I am a doer by nature, the kind of person who always seems to be on a mission, from list-making, planning, and doing to constantly thinking of the next thing I think I need to accomplish. Along with it comes being a perpetual list-maker. Making lists, making a list for my lists. Writing things on my list just for the satisfaction I find in crossing them off. My mind is always racing to what needs to get done or the next place to go. I am Martha, always busying myself with something to do.
I think one of the most difficult things for me as a mother is the sense of failure when my to do list doesn’t get tackled. When the end of the day comes and I stare at a list that didn’t get any shorter and even some days only grew longer. I go through the day and base my success on how many items I cross off my list or what was accomplished rather than whether time was spent just loving on those placed in my life.

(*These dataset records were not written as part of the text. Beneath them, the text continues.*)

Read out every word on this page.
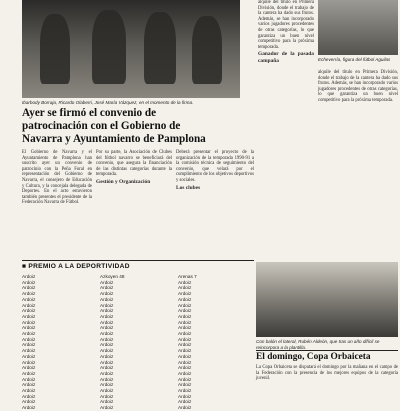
Ibarbody Borraja, Ricardo Olaberri, José María Vázquez, en el momento de la firma.
Ayer se firmó el convenio de
patrocinación con el Gobierno de
Navarra y Ayuntamiento de Pamplona
El Gobierno de Navarra y el Ayuntamiento de Pamplona han suscrito ayer un convenio de patrocinio con la Peña Foral en representación del Gobierno de Navarra, el consejero de Educación y Cultura, y la concejala delegada de Deportes. En el acto estuvieron también presentes el presidente de la Federación Navarra de Fútbol.
Por su parte, la Asociación de Clubes del fútbol navarro se beneficiará del convenio, que asegura la financiación de las distintas categorías durante la temporada.
Gestión y Organización
Deberá presentar el proyecto de la organización de la temporada 1990-91 a la comisión técnica de seguimiento del convenio, que velará por el cumplimiento de los objetivos deportivos y sociales.
Los clubes
Echeverría, figura del fútbol Aguilas
alquile del título en Primera División, donde el trabajo de la cantera ha dado sus frutos. Además, se han incorporado varios jugadores procedentes de otras categorías, lo que garantiza un buen nivel competitivo para la próxima temporada.
Ganador de la pasada campaña
alquile del título en Primera División, donde el trabajo de la cantera ha dado sus frutos. Además, se han incorporado varios jugadores procedentes de otras categorías, lo que garantiza un buen nivel competitivo para la próxima temporada.
■ PREMIO A LA DEPORTIVIDAD
Ardoiz
Ardoiz
Ardoiz
Ardoiz
Ardoiz
Ardoiz
Ardoiz
Ardoiz
Ardoiz
Ardoiz
Ardoiz
Ardoiz
Ardoiz
Ardoiz
Ardoiz
Ardoiz
Ardoiz
Ardoiz
Ardoiz
Ardoiz
Ardoiz
Ardoiz
Ardoiz
Ardoiz
Azkoyen 48
Ardoiz
Ardoiz
Ardoiz
Ardoiz
Ardoiz
Ardoiz
Ardoiz
Ardoiz
Ardoiz
Ardoiz
Ardoiz
Ardoiz
Ardoiz
Ardoiz
Ardoiz
Ardoiz
Ardoiz
Ardoiz
Ardoiz
Ardoiz
Ardoiz
Ardoiz
Ardoiz
Arenas 7
Ardoiz
Ardoiz
Ardoiz
Ardoiz
Ardoiz
Ardoiz
Ardoiz
Ardoiz
Ardoiz
Ardoiz
Ardoiz
Ardoiz
Ardoiz
Ardoiz
Ardoiz
Ardoiz
Ardoiz
Ardoiz
Ardoiz
Ardoiz
Ardoiz
Ardoiz
Ardoiz
Con balón el lateral, Rubén Aldeón, que tras un año difícil se reincorpora a la plantilla.
El domingo, Copa Orbaiceta
La Copa Orbaiceta se disputará el domingo por la mañana en el campo de la Federación con la presencia de los mejores equipos de la categoría juvenil.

This summer I have been trying my hardest to focus on being rather than just doing. To be present to my children, this short time together and these sweet summer days, which will be gone all too fast. Truly being. Present, focused and connected.
I hope to fill these last two months of summer with more days of carefree timelessness, simply spending time together. Wasting time in each others presence, laughing, talking, playing. Those are the items I want to accomplish even if it means leaving piles of unfolded laundry or having peanut butter sandwiches for dinner.
On the days that I allow myself to be, there is great peace that comes with it. Having nothing planned, reading books out loud to a living room filled with all five kids, stopping by the ponds, grabbing our fishing poles and watching the turtles and dragonflies until hearts content.
Peace, because it is right where I am suppose to be. In the middle of the crazy and chaos, being wanted by each of the five children all at the same time and doing my best to be present to each one. Peace, because we were created to be in relationship with others, to be connected, to serve in being present.
We can look to Christ for the example. Yes, he went around preaching and was busy teaching going on to the next town. But he was present. Present to the hungry crowd, present to the official’s dying daughter, present to the tax collectors, present to the disciples fear in the storm.
There are some days it is a real struggle and I find myself saying that I didn’t get anything done. I am grateful for my husband’s reminders, “Was going for a walk as a family and having a water fight with the kids not doing anything?” Truly it is a mindset that we are fed by a culture that only places success in how much we do. A false notion that I daily need to fight.
It has been an amazing summer so far making memories with this crew of mine and I continue to pray for the grace to let go of the list and continue to just be present.